Adapun Andrie Yunus diserang oleh dua orang tak dikenal pada Kamis (12/3). Kedua pelaku menyiram Andrie dengan air keras hingga menyebabkan luka bakar sekitar 20% di wajah dan badan sebelah kanan Andrie. Kini, Andrie masih menjalani perawatan intensif di RS Cipto Mangunkusumo.
“Kami bisa pertimbangkan, asal independen,” kata Prabowo dalam diskusi bersama jurnalis dan pengamat di Hambalang, Bogor, Jawa Barat, Selasa (17/3), dikutip secara virtual pada Kamis (19/3).
Prabowo pun mengaku dan setuju tindakan tersebut bukan hanya sekadar tindakan kriminal, tetapi serangan demokrasi terhadap pembela HAM. Ia berjanji mengusut dalang kekerasan tersebut.
Tak hanya itu ia menjamin tidak akan melindungi dan impunitas terhadap pelaku penyerangan aktivis HAM. "Tindakan biadab, harus kita kejar, harus kita usut. Yang berseragam tidak akan dilindungi," katanya.
Prabowo juga bberjanji membangun Indonesia yang beradab dengan aparat yang bersih. Ia juga menegaskan tidak boleh ada warga yang terintimidasi atau terkena teror karena mengkritik pemerintah.
Adapun sebanyak 300 organisasi dan individu mendesak Prabowo untuk membentuk Tim Gabungan Pencari Fakta (TGPF) independen, dengan tujuan mengungkap kasus penyerangan terhadap aktivis hak asasi manusia (HAM) Andrie Yunus.

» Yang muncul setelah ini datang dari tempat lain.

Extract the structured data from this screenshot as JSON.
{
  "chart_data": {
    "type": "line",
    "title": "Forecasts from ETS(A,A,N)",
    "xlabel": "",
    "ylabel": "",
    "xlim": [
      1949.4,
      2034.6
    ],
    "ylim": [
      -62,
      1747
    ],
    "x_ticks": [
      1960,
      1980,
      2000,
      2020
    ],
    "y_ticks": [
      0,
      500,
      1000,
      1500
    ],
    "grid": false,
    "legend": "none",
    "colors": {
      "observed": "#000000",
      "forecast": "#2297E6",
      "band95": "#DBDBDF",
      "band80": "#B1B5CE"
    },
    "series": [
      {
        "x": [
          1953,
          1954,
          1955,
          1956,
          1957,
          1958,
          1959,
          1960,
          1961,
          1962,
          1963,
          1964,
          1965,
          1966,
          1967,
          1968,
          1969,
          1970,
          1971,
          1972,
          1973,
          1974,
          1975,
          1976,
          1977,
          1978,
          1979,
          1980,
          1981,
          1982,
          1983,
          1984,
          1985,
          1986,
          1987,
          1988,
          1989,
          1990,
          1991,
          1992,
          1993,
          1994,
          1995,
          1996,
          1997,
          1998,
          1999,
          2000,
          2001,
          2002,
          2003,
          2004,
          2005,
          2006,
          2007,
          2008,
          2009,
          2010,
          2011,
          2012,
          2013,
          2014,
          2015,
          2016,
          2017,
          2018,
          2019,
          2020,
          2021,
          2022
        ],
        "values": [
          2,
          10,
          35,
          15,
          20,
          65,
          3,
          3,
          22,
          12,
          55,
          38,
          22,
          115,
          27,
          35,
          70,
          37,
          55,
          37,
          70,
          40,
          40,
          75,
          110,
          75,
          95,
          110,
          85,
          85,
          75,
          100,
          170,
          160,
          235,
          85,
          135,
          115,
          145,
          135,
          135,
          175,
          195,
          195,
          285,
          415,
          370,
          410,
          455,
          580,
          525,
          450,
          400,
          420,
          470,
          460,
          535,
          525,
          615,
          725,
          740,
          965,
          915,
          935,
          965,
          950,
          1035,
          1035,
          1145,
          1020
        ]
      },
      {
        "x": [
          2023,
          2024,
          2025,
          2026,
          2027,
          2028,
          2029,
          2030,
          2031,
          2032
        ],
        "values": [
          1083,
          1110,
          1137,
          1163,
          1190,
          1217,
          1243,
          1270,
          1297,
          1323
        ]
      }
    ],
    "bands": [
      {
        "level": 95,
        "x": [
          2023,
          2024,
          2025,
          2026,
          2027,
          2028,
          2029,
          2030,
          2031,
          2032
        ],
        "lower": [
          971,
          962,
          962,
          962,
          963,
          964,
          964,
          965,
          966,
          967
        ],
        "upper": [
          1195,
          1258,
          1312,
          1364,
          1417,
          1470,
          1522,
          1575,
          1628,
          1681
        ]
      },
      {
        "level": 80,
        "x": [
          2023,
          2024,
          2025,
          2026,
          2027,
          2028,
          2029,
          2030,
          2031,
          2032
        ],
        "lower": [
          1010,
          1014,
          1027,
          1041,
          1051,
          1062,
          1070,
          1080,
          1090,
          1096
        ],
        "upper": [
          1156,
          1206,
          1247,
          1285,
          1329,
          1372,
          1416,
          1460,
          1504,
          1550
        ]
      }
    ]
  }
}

Gabungan organisasi dan individu mencakup KontraS, Amnesty International Indonesia, Jaringan Gusdurian, serta sejumlah praktisi hukum ini mendesak penyelesaian kasus secara transparan.
Kepolisian diminta menangkap pelaku penyiraman sekaligus aktor intelektual yang diyakini koalisi ada dibalik penyerangan tersebut. “Negara tidak boleh berpura-pura untuk tidak melihat konteks politik dari serangan ini,” ujar Usman Hamid, salah satu perwakilan dari koalisi.